NEAR THE BEGINNING of my reporting career, my editor at the Indian Express in Bombay proposed that the paper create a heritage and conservation beat, and that I cover it. “Look at how things are changing around us,” he said, referring to Girangaon, the fast-altering mill district in Central Bombay where our newsroom had recently moved after shifting from the longstanding office in downtown Nariman Point. I welcomed his offer, seeing it as an opportune replacement for the PhD in History I never pursued, and an ideal re-entry into the city I grew up in, and later left for undergraduate studies.
Researching a story on the minuscule Chinese community in Bombay for an early assignment, I called up the historian Sharada Dwivedi, having seen a copy of the magisterial book she had co-authored, Bombay:The Cities Within, in our office library. She asked me what I had studied and where, and then launched into a conversation, as if she were an old source. Soon, the hoarse voice on the other end of the phone was delivering rich details, mostly from memory, while pointing me to primary and secondary sources on Bombay’s Chinese I had known little about. Sharada ended the conversation by counselling me to read a short story by the writer Kiran Nagarkar about a Chinese dentist on Grant Road, which she would send.

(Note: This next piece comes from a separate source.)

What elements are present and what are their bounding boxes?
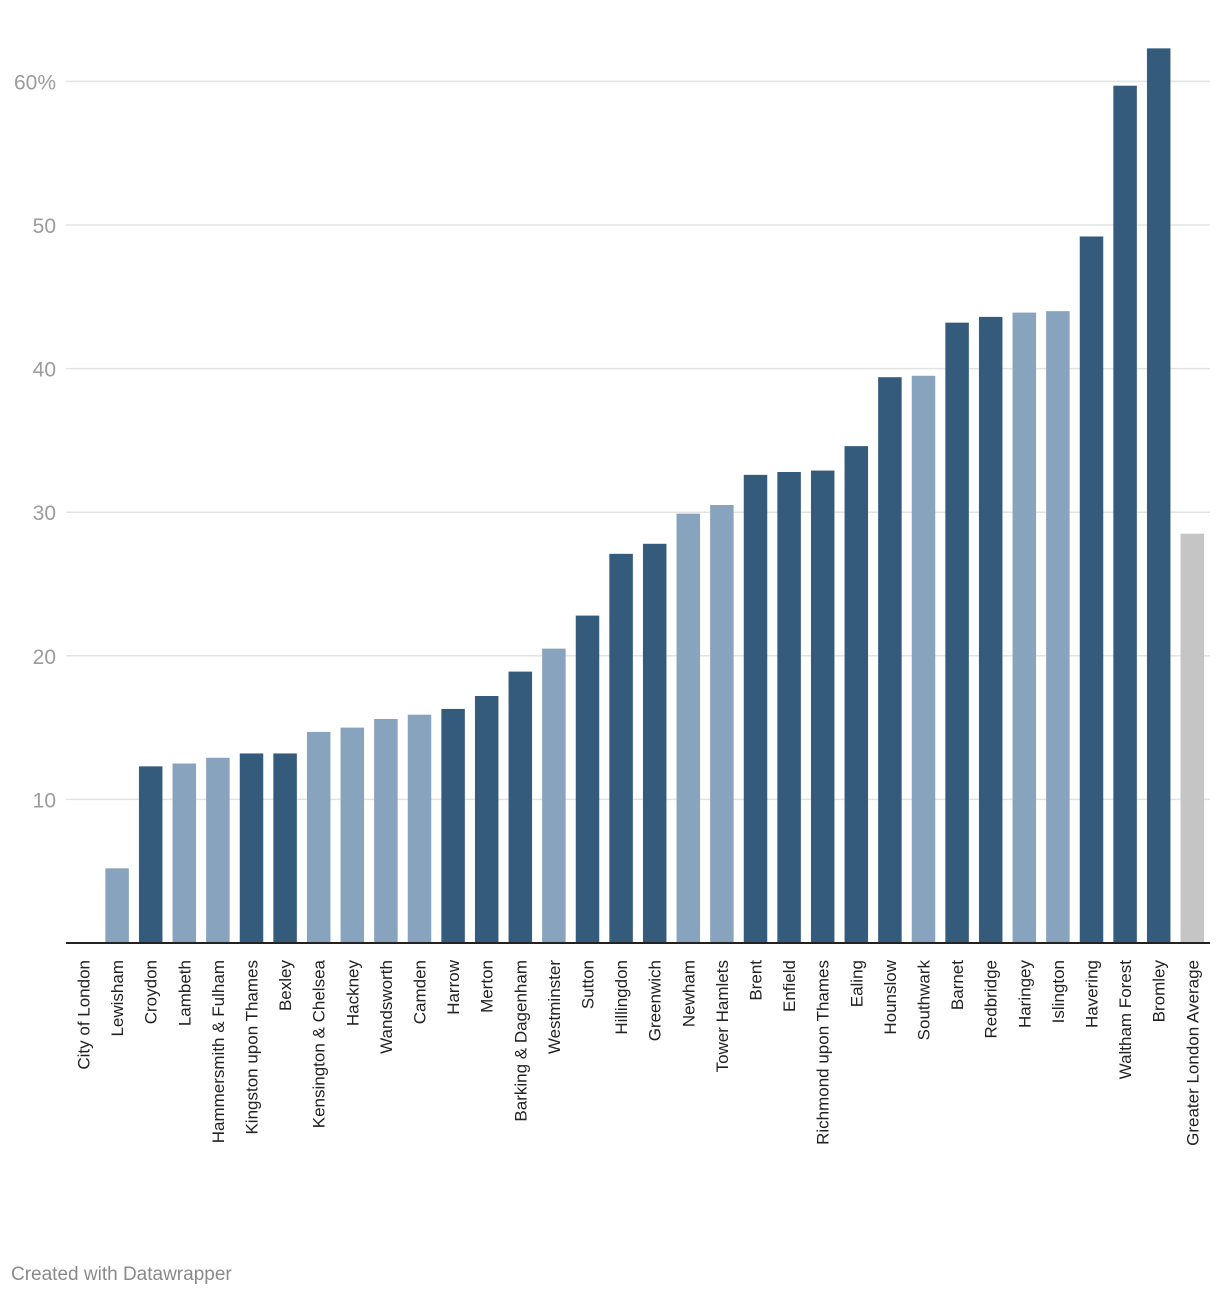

I hung up, feeling like I had struck gold.
Over the next four years, Sharada lived up to her promise of making Bombay’s conservation beat an exceedingly rich field, unfailingly serving up great amounts of information and leads to pursue. Her knowledge of the city, and its transformation through the decades, was unmatched. Trained in library science, Sharada began researching the history of South Bombay’s Taj Mahal Hotel in the 1980s. She dug up so much material in the process that she and friend and architect, Rahul Mehrotra, began a newspaper column on the city’s history. Out of this evolved the idea to do a full-fledged book, Bombay:The Cities Within, published in 1995. The book quickly became—and remains—the definitive guide to the city’s transformation from a set of nondescript islands in precolonial India to a pulsating metropolis at the close of the century, part opportunity, part frustration for its more than 12 million inhabitants. This work launched a prolific period of books co-authored by Sharada. These included a walking guide to Bombay’s original historic city centre, the Fort Area (Fort Walks: Around Bombay’s Fort Area; 1999), histories of the Banganga tank in the Walkeshwar temple complex at Malabar Hill (Banganga, Sacred Tank; 1996), the Chhatrapati Shivaji Rail Terminus or VT—Victoria Terminus—(Anchoring a City Line: The History of the Western Suburban Railway and its Headquarters in Bombay; 2000), and the city’s Art Deco buildings (Bombay Deco; 2008). Her most recent work was The Taj at Apollo Bunder, on the century-old seafront Taj Mahal Hotel which was restored last year, after being damaged by the November 2008 terrorist attack.